By enrolling in a joint MBA program, Vallee can expect to complete both degrees six months sooner than pursuing them independently.
“One of the benefits of a joint degree is that students can complete two degrees in less time than it would take them to complete the two degrees separately and at a lower cost,” says Wright.
When asked to reflect on the ideal candidate for the joint MBA programs, Wright mentions, “There is no typical profile however we find that most students who enroll in the joint programs have a vision of what they want to do with their career including an understanding of how management practices will further their career.”

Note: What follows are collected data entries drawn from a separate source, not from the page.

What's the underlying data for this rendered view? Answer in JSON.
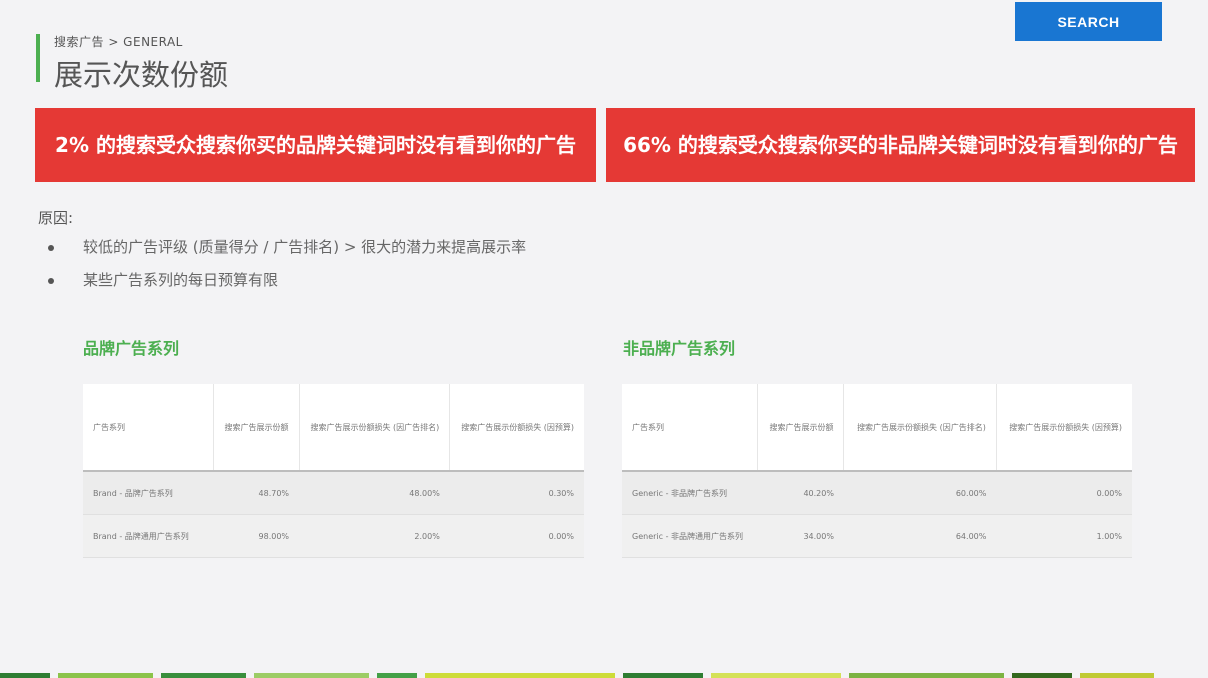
{
  "header": {
    "breadcrumb": "搜索广告 > GENERAL",
    "title": "展示次数份额",
    "search_button": "SEARCH"
  },
  "banners": {
    "left": "2% 的搜索受众搜索你买的品牌关键词时没有看到你的广告",
    "right": "66% 的搜索受众搜索你买的非品牌关键词时没有看到你的广告"
  },
  "reasons": {
    "label": "原因:",
    "items": [
      "较低的广告评级 (质量得分 / 广告排名) > 很大的潜力来提高展示率",
      "某些广告系列的每日预算有限"
    ]
  },
  "brand_section": {
    "title": "品牌广告系列",
    "headers": [
      "广告系列",
      "搜索广告展示份额",
      "搜索广告展示份额损失 (因广告排名)",
      "搜索广告展示份额损失 (因预算)"
    ],
    "rows": [
      [
        "Brand - 品牌广告系列",
        "48.70%",
        "48.00%",
        "0.30%"
      ],
      [
        "Brand - 品牌通用广告系列",
        "98.00%",
        "2.00%",
        "0.00%"
      ]
    ]
  },
  "nonbrand_section": {
    "title": "非品牌广告系列",
    "headers": [
      "广告系列",
      "搜索广告展示份额",
      "搜索广告展示份额损失 (因广告排名)",
      "搜索广告展示份额损失 (因预算)"
    ],
    "rows": [
      [
        "Generic - 非品牌广告系列",
        "40.20%",
        "60.00%",
        "0.00%"
      ],
      [
        "Generic - 非品牌通用广告系列",
        "34.00%",
        "64.00%",
        "1.00%"
      ]
    ]
  },
  "colors": {
    "banner": "#e53935",
    "accent": "#4caf50",
    "search_button": "#1976d2"
  }
}
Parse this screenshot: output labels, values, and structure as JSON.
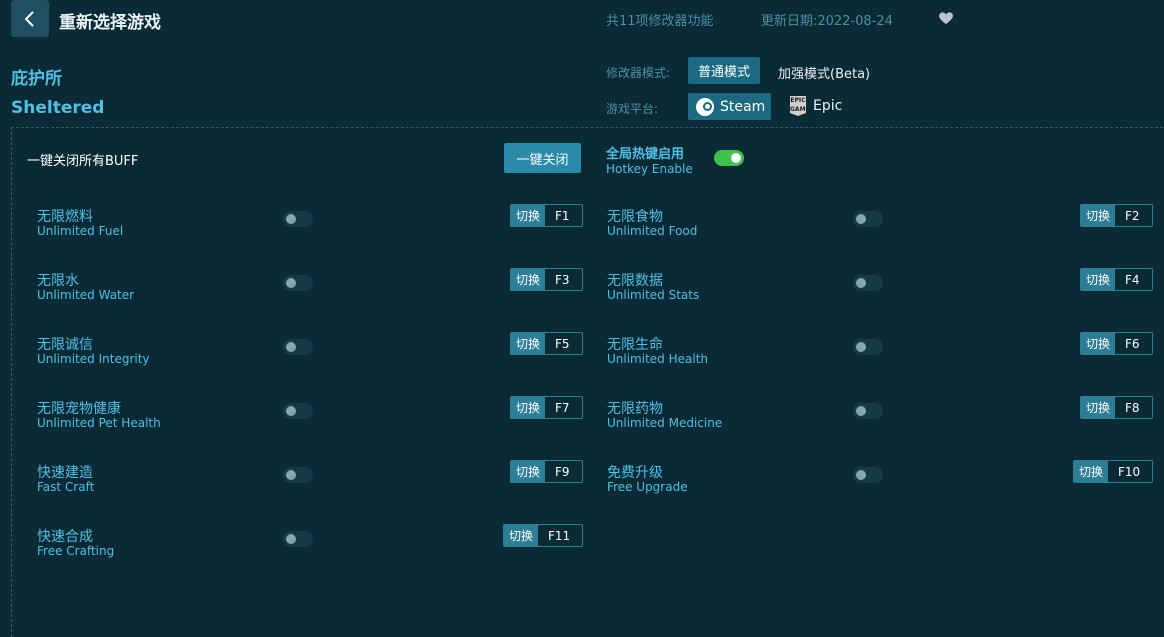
{
  "header": {
    "back_label": "<",
    "title": "重新选择游戏",
    "feature_count": "共11项修改器功能",
    "update_date": "更新日期:2022-08-24"
  },
  "game": {
    "name_cn": "庇护所",
    "name_en": "Sheltered"
  },
  "mode": {
    "label": "修改器模式:",
    "normal": "普通模式",
    "beta": "加强模式(Beta)",
    "selected": "普通模式"
  },
  "platform": {
    "label": "游戏平台:",
    "steam": "Steam",
    "epic": "Epic",
    "epic_icon_text": "EPIC GAMES",
    "selected": "Steam"
  },
  "controls": {
    "buff_label": "一键关闭所有BUFF",
    "buff_button": "一键关闭",
    "hotkey_cn": "全局热键启用",
    "hotkey_en": "Hotkey Enable",
    "hotkey_enabled": true
  },
  "switch_label": "切换",
  "features": [
    {
      "cn": "无限燃料",
      "en": "Unlimited Fuel",
      "key": "F1",
      "enabled": false
    },
    {
      "cn": "无限食物",
      "en": "Unlimited Food",
      "key": "F2",
      "enabled": false
    },
    {
      "cn": "无限水",
      "en": "Unlimited Water",
      "key": "F3",
      "enabled": false
    },
    {
      "cn": "无限数据",
      "en": "Unlimited Stats",
      "key": "F4",
      "enabled": false
    },
    {
      "cn": "无限诚信",
      "en": "Unlimited Integrity",
      "key": "F5",
      "enabled": false
    },
    {
      "cn": "无限生命",
      "en": "Unlimited Health",
      "key": "F6",
      "enabled": false
    },
    {
      "cn": "无限宠物健康",
      "en": "Unlimited Pet Health",
      "key": "F7",
      "enabled": false
    },
    {
      "cn": "无限药物",
      "en": "Unlimited Medicine",
      "key": "F8",
      "enabled": false
    },
    {
      "cn": "快速建造",
      "en": "Fast Craft",
      "key": "F9",
      "enabled": false
    },
    {
      "cn": "免费升级",
      "en": "Free Upgrade",
      "key": "F10",
      "enabled": false
    },
    {
      "cn": "快速合成",
      "en": "Free Crafting",
      "key": "F11",
      "enabled": false
    }
  ],
  "colors": {
    "background": "#0a2a35",
    "accent": "#4fc0e6",
    "button": "#1b6a82",
    "toggle_on": "#3fc24b"
  },
  "icons": {
    "back": "chevron-left-icon",
    "favorite": "heart-icon",
    "steam": "steam-icon",
    "epic": "epic-games-icon"
  }
}
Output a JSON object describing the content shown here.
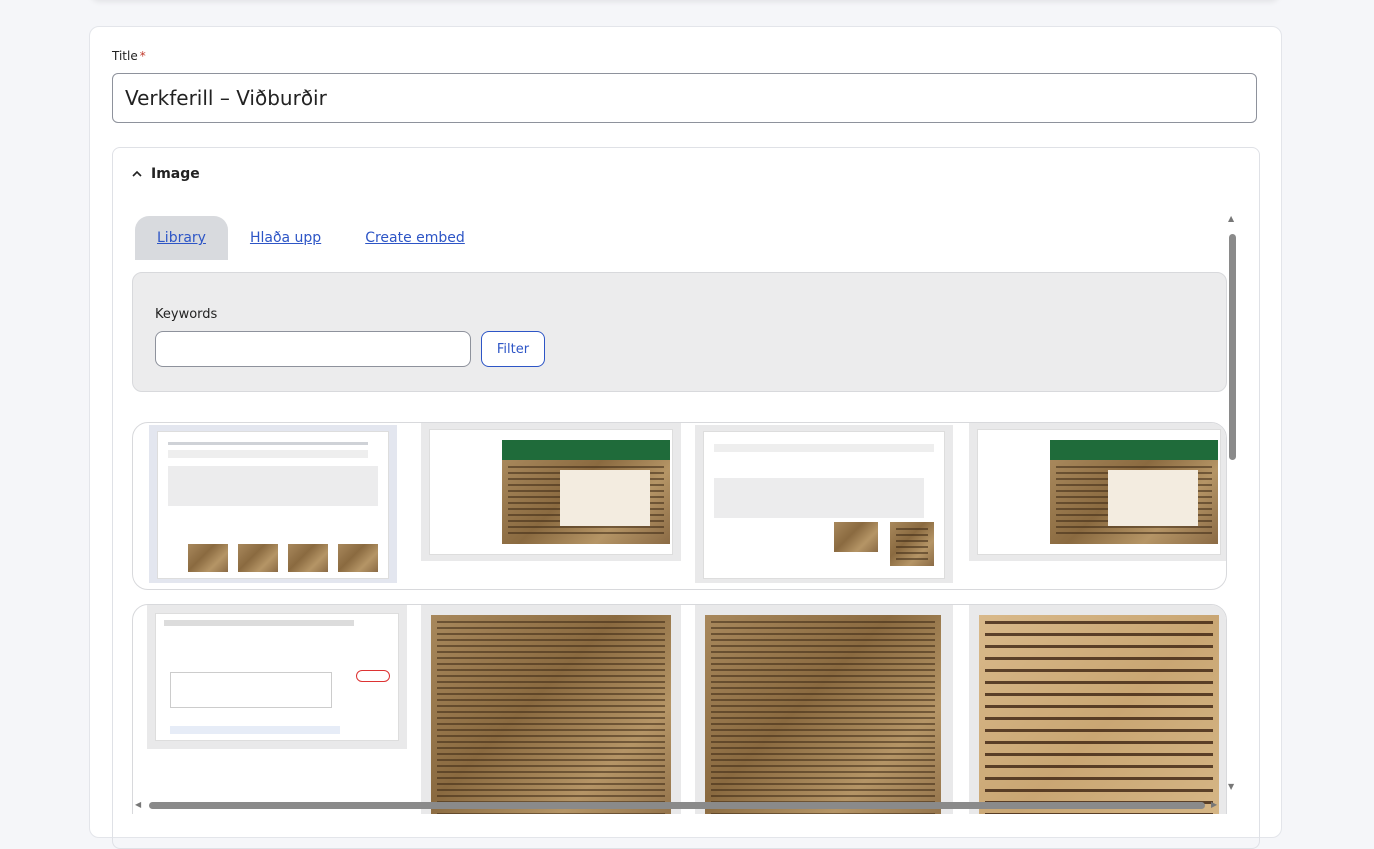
{
  "form": {
    "title_label": "Title",
    "required_marker": "*",
    "title_value": "Verkferill – Viðburðir"
  },
  "image_section": {
    "summary_label": "Image",
    "tabs": [
      {
        "label": "Library",
        "active": true
      },
      {
        "label": "Hlaða upp",
        "active": false
      },
      {
        "label": "Create embed",
        "active": false
      }
    ],
    "filter": {
      "keywords_label": "Keywords",
      "keywords_value": "",
      "filter_button": "Filter"
    }
  },
  "colors": {
    "accent": "#2d55c6",
    "required": "#c0392b",
    "green": "#1f6b3a"
  }
}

Vallee is one of these individuals. He knows where he wants to go with his career.
“I opted to do a JD/MBA because I felt that completing both programs concurrently would give me the education and experience I would need to reach my professional goals,” explains Vallee.
Individuals like Vallee and Clarke are a very small minority on campus. In 2014, only eight students completed joint MBA degrees, four of which obtained a JD/MBA.
It’s safe to say that Vallee and Clarke stand out amongst their peers.